Une boîte de nuit dans le bruit et la fureur, bagarre pour une "princesse déguisée en pute" qui a eu envie de se donner des sensations : "j'aimais séduire les hommes et les exciter" : elle est cliente il est videur et la raccompagne en voiture après son agression.
Deux êtres qui n'avaient rien en commun et que les aléas de la vie vont rapprocher : deux paumés qui ont chacun un combat à mener, elle ex-dresseuse d'orques désormais en fauteuil roulant, lui qui extériorise sa violence dans des combats à mains nues.
Une étrange relation faite d'amitié et de respect s'instaure entre ces deux handicapés de la vie où chacun de manière différente a subi un traumatisme: Ali depuis l'enfance, infirme émotionnel qui reproduit le même schéma avec Sam son fils de 5 ans, et Stéphanie qui elle doit émerger de son "trou noir" et renaître à la vie après l'accident qui lui a coûté ses deux jambes.
Une adaptation du roman de Craig Davidson, jeune Canadien, qui fait dire à Audiard : "Quand j'ai lu ses nouvelles j'ai ressenti la mélancolie d'une époque bénie de la Nouvelle américaine, repensé à William Irish et Nathanaël West qui décrivent une société en convulsion avec ses personnages rejetés."
A part, en marge comme Ali qui depuis toujours sait juste se servir de ses poings pour se battre et gagner tel un gosse heureux qui découvre son pouvoir : un faux dur, un tendre qui s'ignore et qui va offrir à la jeune femme sa vigueur de mâle opérationnel au lit comme au boulot, sans misérabilisme, sans apitoiement, posant sur elle le simple regard d'un homme sur une femme.
Pas de mots d'amour, pas de grands serments, mais une étreinte charnelle qui la fait revivre.
De très belles scènes où Stéphanie, juchée sur le dos d'Ali se ressource au de l'eau, trouvant un nouvel équilibre dans cette mer où elle redevient une femme presque comme les autres.
Alors bien sûr le chemin sera long entre ces deux êtres si dissemblables et il faut saluer la performance des deux acteurs, Matthias Schoenaerts qui arrive en peu de mots et par un simple jeu de regards ou la violence de ses cris à exprimer son désarroi ou sa féroce détermination, et Marion Cotillard qui pour la première fois m'a touchée, tour à tour sobre et intense sur le chemin de la renaissance.

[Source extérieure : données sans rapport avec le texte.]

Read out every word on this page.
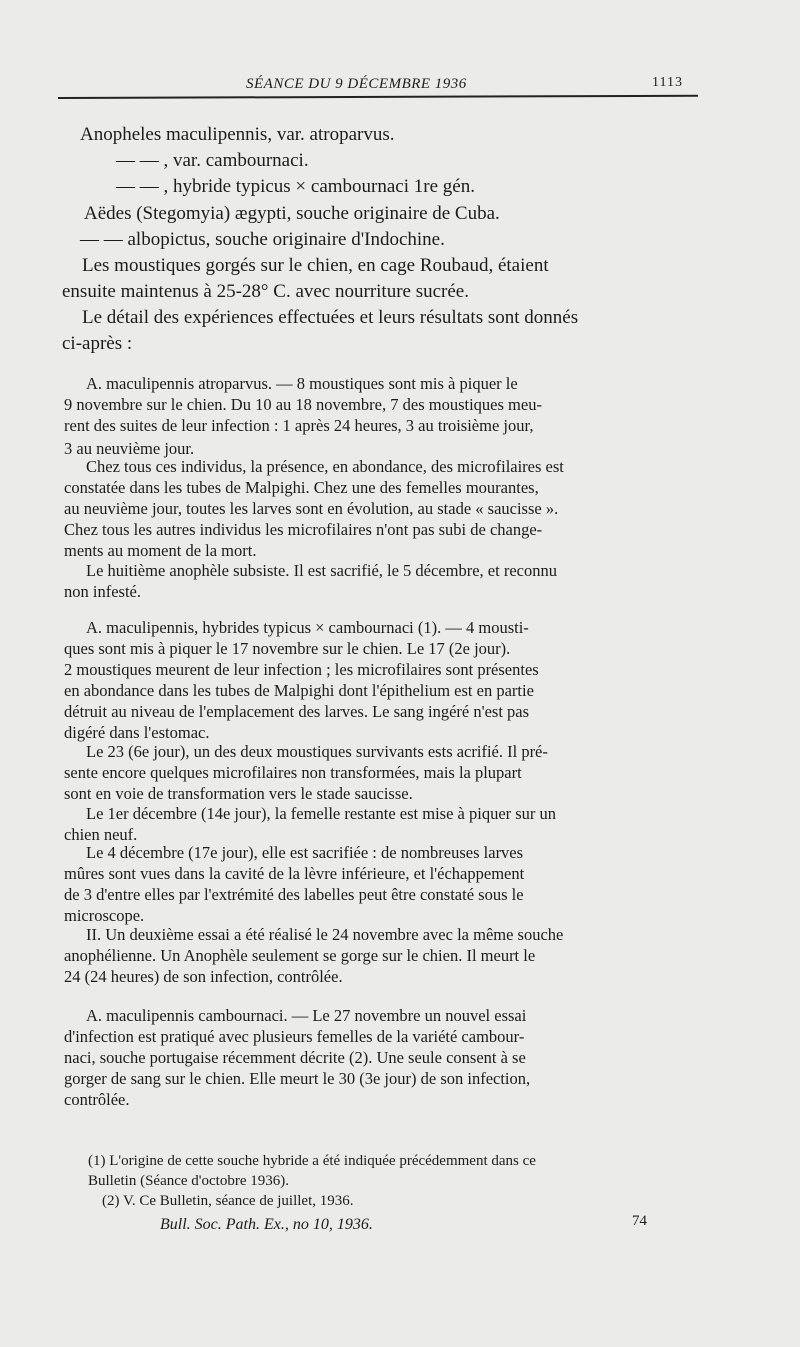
SÉANCE DU 9 DÉCEMBRE 1936	1113
Anopheles maculipennis, var. atroparvus.
— — , var. cambournaci.
— — , hybride typicus × cambournaci 1re gén.
Aëdes (Stegomyia) ægypti, souche originaire de Cuba.
— — albopictus, souche originaire d'Indochine.
Les moustiques gorgés sur le chien, en cage Roubaud, étaient
ensuite maintenus à 25-28° C. avec nourriture sucrée.
Le détail des expériences effectuées et leurs résultats sont donnés
ci-après :
A. maculipennis atroparvus. — 8 moustiques sont mis à piquer le
9 novembre sur le chien. Du 10 au 18 novembre, 7 des moustiques meu-
rent des suites de leur infection : 1 après 24 heures, 3 au troisième jour,
3 au neuvième jour.
Chez tous ces individus, la présence, en abondance, des microfilaires est
constatée dans les tubes de Malpighi. Chez une des femelles mourantes,
au neuvième jour, toutes les larves sont en évolution, au stade « saucisse ».
Chez tous les autres individus les microfilaires n'ont pas subi de change-
ments au moment de la mort.
Le huitième anophèle subsiste. Il est sacrifié, le 5 décembre, et reconnu
non infesté.
A. maculipennis, hybrides typicus × cambournaci (1). — 4 mousti-
ques sont mis à piquer le 17 novembre sur le chien. Le 17 (2e jour).
2 moustiques meurent de leur infection ; les microfilaires sont présentes
en abondance dans les tubes de Malpighi dont l'épithelium est en partie
détruit au niveau de l'emplacement des larves. Le sang ingéré n'est pas
digéré dans l'estomac.
Le 23 (6e jour), un des deux moustiques survivants ests acrifié. Il pré-
sente encore quelques microfilaires non transformées, mais la plupart
sont en voie de transformation vers le stade saucisse.
Le 1er décembre (14e jour), la femelle restante est mise à piquer sur un
chien neuf.
Le 4 décembre (17e jour), elle est sacrifiée : de nombreuses larves
mûres sont vues dans la cavité de la lèvre inférieure, et l'échappement
de 3 d'entre elles par l'extrémité des labelles peut être constaté sous le
microscope.
II. Un deuxième essai a été réalisé le 24 novembre avec la même souche
anophélienne. Un Anophèle seulement se gorge sur le chien. Il meurt le
24 (24 heures) de son infection, contrôlée.
A. maculipennis cambournaci. — Le 27 novembre un nouvel essai
d'infection est pratiqué avec plusieurs femelles de la variété cambour-
naci, souche portugaise récemment décrite (2). Une seule consent à se
gorger de sang sur le chien. Elle meurt le 30 (3e jour) de son infection,
contrôlée.
(1) L'origine de cette souche hybride a été indiquée précédemment dans ce
Bulletin (Séance d'octobre 1936).
(2) V. Ce Bulletin, séance de juillet, 1936.
Bull. Soc. Path. Ex., no 10, 1936.	74
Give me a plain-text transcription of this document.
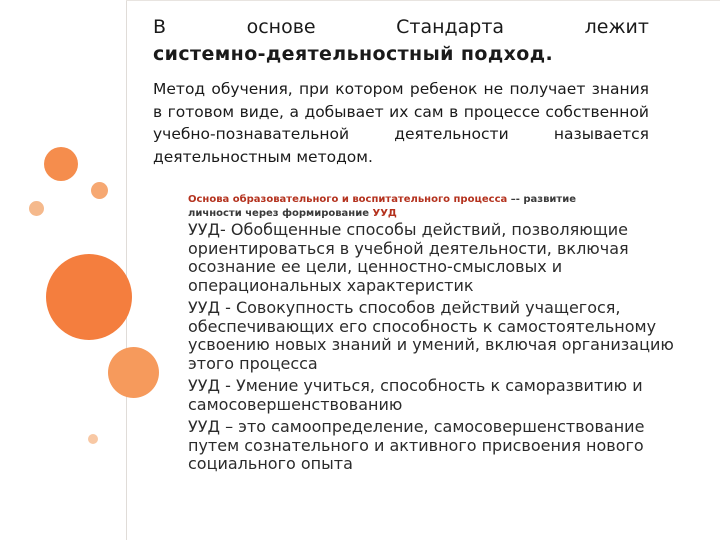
В	основе	Стандарта	лежит
системно-деятельностный подход.
Метод обучения, при котором ребенок не получает знания в готовом виде, а добывает их сам в процессе собственной учебно-познавательной деятельности называется деятельностным методом.
Основа образовательного и воспитательного процесса –- развитие личности через формирование УУД
УУД- Обобщенные способы действий, позволяющие ориентироваться в учебной деятельности, включая осознание ее цели, ценностно-смысловых и операциональных характеристик
УУД - Совокупность способов действий учащегося, обеспечивающих его способность к самостоятельному усвоению новых знаний и умений, включая организацию этого процесса
УУД - Умение учиться, способность к саморазвитию и самосовершенствованию
УУД – это самоопределение, самосовершенствование путем сознательного и активного присвоения нового социального опыта
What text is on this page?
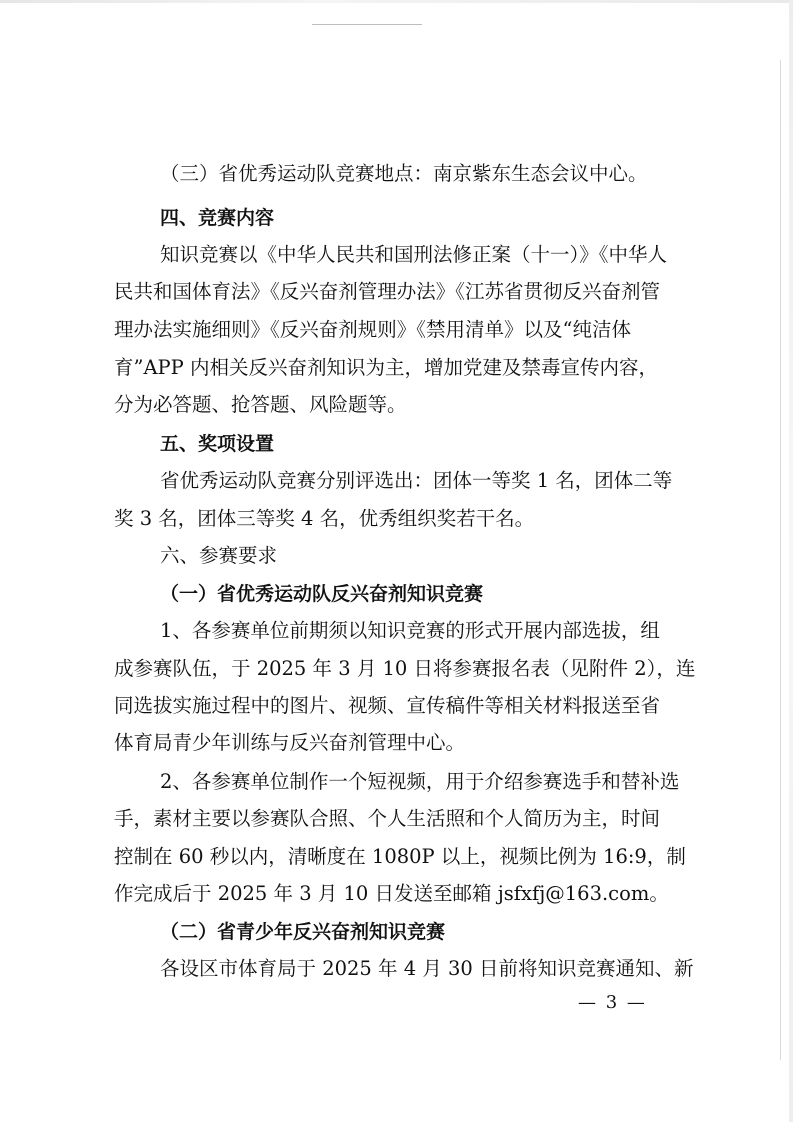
（三）省优秀运动队竞赛地点：南京紫东生态会议中心。
四、竞赛内容
知识竞赛以《中华人民共和国刑法修正案（十一）》《中华人
民共和国体育法》《反兴奋剂管理办法》《江苏省贯彻反兴奋剂管
理办法实施细则》《反兴奋剂规则》《禁用清单》以及“纯洁体
育”APP 内相关反兴奋剂知识为主，增加党建及禁毒宣传内容，
分为必答题、抢答题、风险题等。
五、奖项设置
省优秀运动队竞赛分别评选出：团体一等奖 1 名，团体二等
奖 3 名，团体三等奖 4 名，优秀组织奖若干名。
六、参赛要求
（一）省优秀运动队反兴奋剂知识竞赛
1、各参赛单位前期须以知识竞赛的形式开展内部选拔，组
成参赛队伍，于 2025 年 3 月 10 日将参赛报名表（见附件 2），连
同选拔实施过程中的图片、视频、宣传稿件等相关材料报送至省
体育局青少年训练与反兴奋剂管理中心。
2、各参赛单位制作一个短视频，用于介绍参赛选手和替补选
手，素材主要以参赛队合照、个人生活照和个人简历为主，时间
控制在 60 秒以内，清晰度在 1080P 以上，视频比例为 16:9，制
作完成后于 2025 年 3 月 10 日发送至邮箱 jsfxfj@163.com。
（二）省青少年反兴奋剂知识竞赛
各设区市体育局于 2025 年 4 月 30 日前将知识竞赛通知、新
— 3 —
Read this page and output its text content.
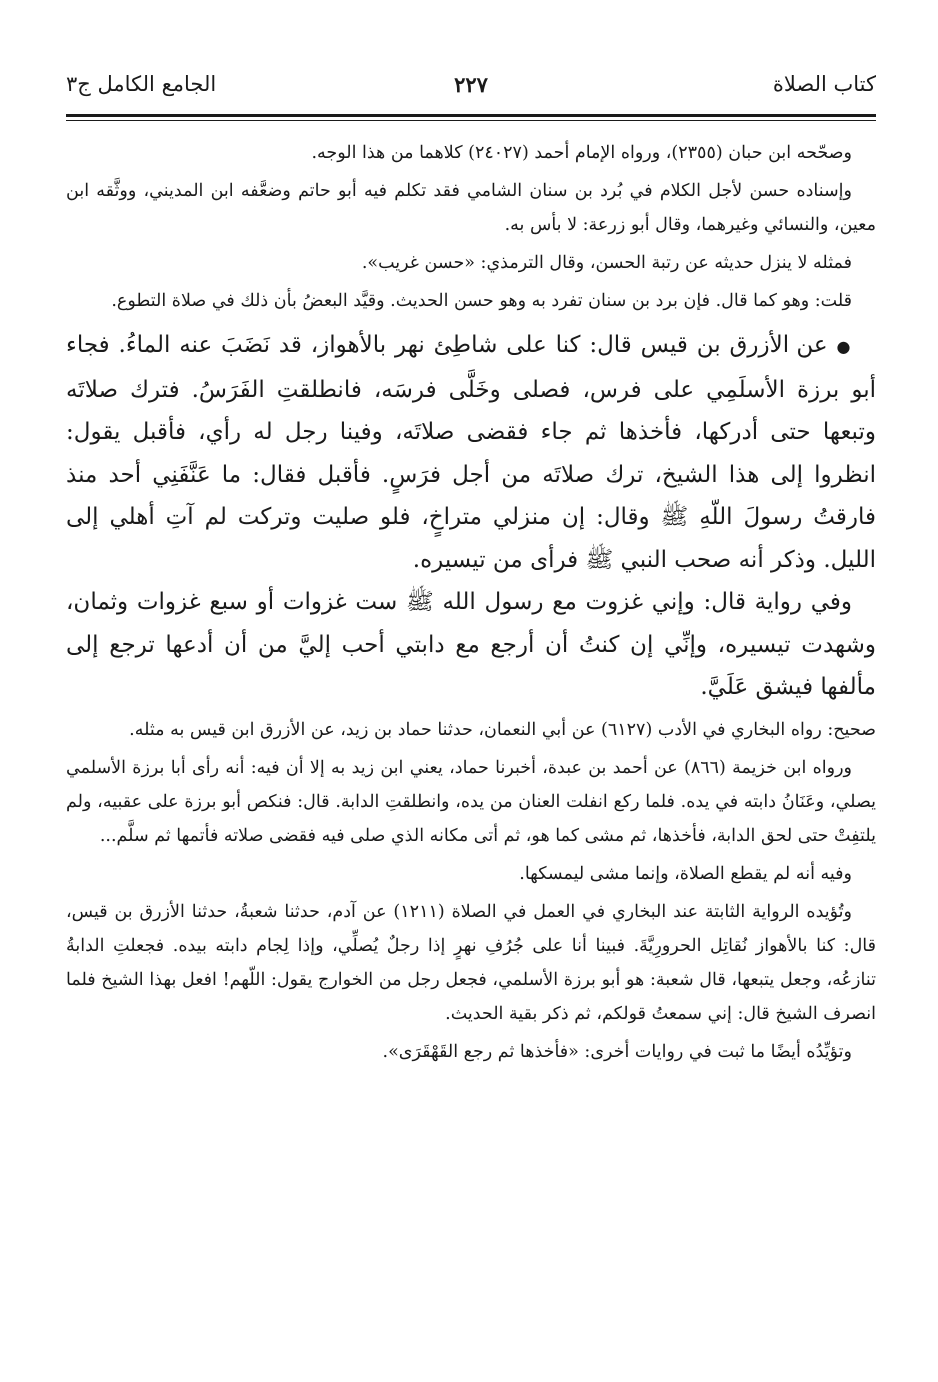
كتاب الصلاة
٢٢٧
الجامع الكامل ج٣

وصحّحه ابن حبان (٢٣٥٥)، ورواه الإمام أحمد (٢٤٠٢٧) كلاهما من هذا الوجه.

وإسناده حسن لأجل الكلام في بُرد بن سنان الشامي فقد تكلم فيه أبو حاتم وضعَّفه ابن المديني، ووثَّقه ابن معين، والنسائي وغيرهما، وقال أبو زرعة: لا بأس به.

فمثله لا ينزل حديثه عن رتبة الحسن، وقال الترمذي: «حسن غريب».

قلت: وهو كما قال. فإن برد بن سنان تفرد به وهو حسن الحديث. وقيَّد البعضُ بأن ذلك في صلاة التطوع.

● عن الأزرق بن قيس قال: كنا على شاطِئ نهر بالأهواز، قد نَضَبَ عنه الماءُ. فجاء أبو برزة الأسلَمِي على فرس، فصلى وخَلَّى فرسَه، فانطلقتِ الفَرَسُ. فترك صلاتَه وتبعها حتى أدركها، فأخذها ثم جاء فقضى صلاتَه، وفينا رجل له رأي، فأقبل يقول: انظروا إلى هذا الشيخ، ترك صلاتَه من أجل فرَسٍ. فأقبل فقال: ما عَنَّفَنِي أحد منذ فارقتُ رسولَ اللّهِ ﷺ وقال: إن منزلي متراخٍ، فلو صليت وتركت لم آتِ أهلي إلى الليل. وذكر أنه صحب النبي ﷺ فرأى من تيسيره.

وفي رواية قال: وإني غزوت مع رسول الله ﷺ ست غزوات أو سبع غزوات وثمان، وشهدت تيسيره، وإنِّي إن كنتُ أن أرجع مع دابتي أحب إليَّ من أن أدعها ترجع إلى مألفها فيشق عَلَيَّ.

صحيح: رواه البخاري في الأدب (٦١٢٧) عن أبي النعمان، حدثنا حماد بن زيد، عن الأزرق ابن قيس به مثله.

ورواه ابن خزيمة (٨٦٦) عن أحمد بن عبدة، أخبرنا حماد، يعني ابن زيد به إلا أن فيه: أنه رأى أبا برزة الأسلمي يصلي، وعَنَانُ دابته في يده. فلما ركع انفلت العنان من يده، وانطلقتِ الدابة. قال: فنكص أبو برزة على عقبيه، ولم يلتفِتْ حتى لحق الدابة، فأخذها، ثم مشى كما هو، ثم أتى مكانه الذي صلى فيه فقضى صلاته فأتمها ثم سلَّم...

وفيه أنه لم يقطع الصلاة، وإنما مشى ليمسكها.

وتُؤيده الرواية الثابتة عند البخاري في العمل في الصلاة (١٢١١) عن آدم، حدثنا شعبةُ، حدثنا الأزرق بن قيس، قال: كنا بالأهواز نُقاتِل الحرورِيَّةَ. فبينا أنا على جُرُفِ نهرٍ إذا رجلٌ يُصلِّي، وإذا لِجام دابته بيده. فجعلتِ الدابةُ تنازعُه، وجعل يتبعها، قال شعبة: هو أبو برزة الأسلمي، فجعل رجل من الخوارج يقول: اللّهم! افعل بهذا الشيخ فلما انصرف الشيخ قال: إني سمعتُ قولكم، ثم ذكر بقية الحديث.

وتؤيِّدُه أيضًا ما ثبت في روايات أخرى: «فأخذها ثم رجع القَهْقَرَى».
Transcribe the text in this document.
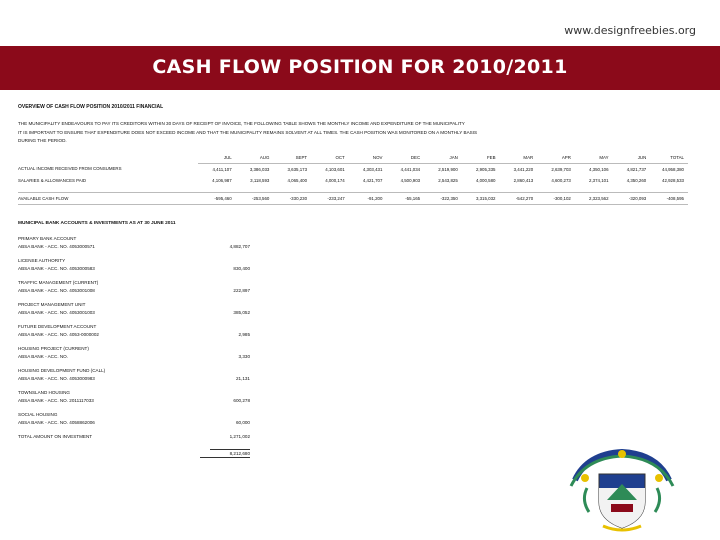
www.designfreebies.org
CASH FLOW POSITION FOR 2010/2011
OVERVIEW OF CASH FLOW POSITION 2010/2011 FINANCIAL
THE MUNICIPALITY ENDEAVOURS TO PAY ITS CREDITORS WITHIN 30 DAYS OF RECEIPT OF INVOICE, THE FOLLOWING TABLE SHOWS THE MONTHLY INCOME AND EXPENDITURE OF THE MUNICIPALITY
IT IS IMPORTANT TO ENSURE THAT EXPENDITURE DOES NOT EXCEED INCOME AND THAT THE MUNICIPALITY REMAINS SOLVENT AT ALL TIMES. THE CASH POSITION WAS MONITORED ON A MONTHLY BASIS
DURING THE PERIOD.
	JUL	AUG	SEPT	OCT	NOV	DEC	JAN	FEB	MAR	APR	MAY	JUN	TOTAL
ACTUAL INCOME RECEIVED FROM CONSUMERS	4,411,107	3,386,033	3,635,173	4,103,601	4,303,431	4,441,034	2,519,900	2,905,335	3,441,220	2,639,703	4,350,106	4,821,737	44,958,380
SALARIES & ALLOWANCES PAID	4,106,987	3,118,593	4,065,400	4,000,174	4,421,707	4,500,903	2,543,825	4,000,580	2,860,413	4,600,273	2,374,101	4,350,260	42,928,533

AVAILABLE CASH FLOW	-595,460	-253,560	-330,230	-233,247	-91,200	-55,165	-322,350	3,315,032	-542,270	-300,102	2,323,562	-320,093	-408,595
MUNICIPAL BANK ACCOUNTS & INVESTMENTS AS AT 30 JUNE 2011
PRIMARY BANK ACCOUNT
ABSA BANK - ACC. NO. 4053000571	4,882,707
LICENSE AUTHORITY
ABSA BANK - ACC. NO. 4053000583	830,400
TRAFFIC MANAGEMENT (CURRENT)
ABSA BANK - ACC. NO. 4053001008	222,897
PROJECT MANAGEMENT UNIT
ABSA BANK - ACC. NO. 4053001003	385,052
FUTURE DEVELOPMENT ACCOUNT
ABSA BANK - ACC. NO. 4053-0000002	2,985
HOUSING PROJECT (CURRENT)
ABSA BANK - ACC. NO.	3,330
HOUSING DEVELOPMENT FUND (CALL)
ABSA BANK - ACC. NO. 4053000983	21,131
TOWNSLAND HOUSING
ABSA BANK - ACC. NO. 2011117033	600,278
SOCIAL HOUSING
ABSA BANK - ACC. NO. 4058862006	60,000
TOTAL AMOUNT ON INVESTMENT	1,271,002
8,212,680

Un film qui malgré ses manques flagrants: la relation père fils n'est pas suffisamment développée non plus que le thème du handicap qui aurait gagné à être davantage travaillé, m'a marquée plus que je ne saurais dire, le age le plus beau et le plus touchant étant sans doute celui où la jeune femme, ulcérée d'avoir vu Ali partir avec une fille draguée en boîte, évoque, devant le regard étonné du garçon, qui semble ne pas comprendre, la délicatesse, cette façon d'être qui différencie l'homme de l'animal:pas de leçon, mais une douceur infinie pour en parler, très juste et très vraie.
Une réalisation coup de poing moins forte sans doute que Un Prophète mais où l'on reconnaît la patte du cinéaste, servie par un casting très efficace.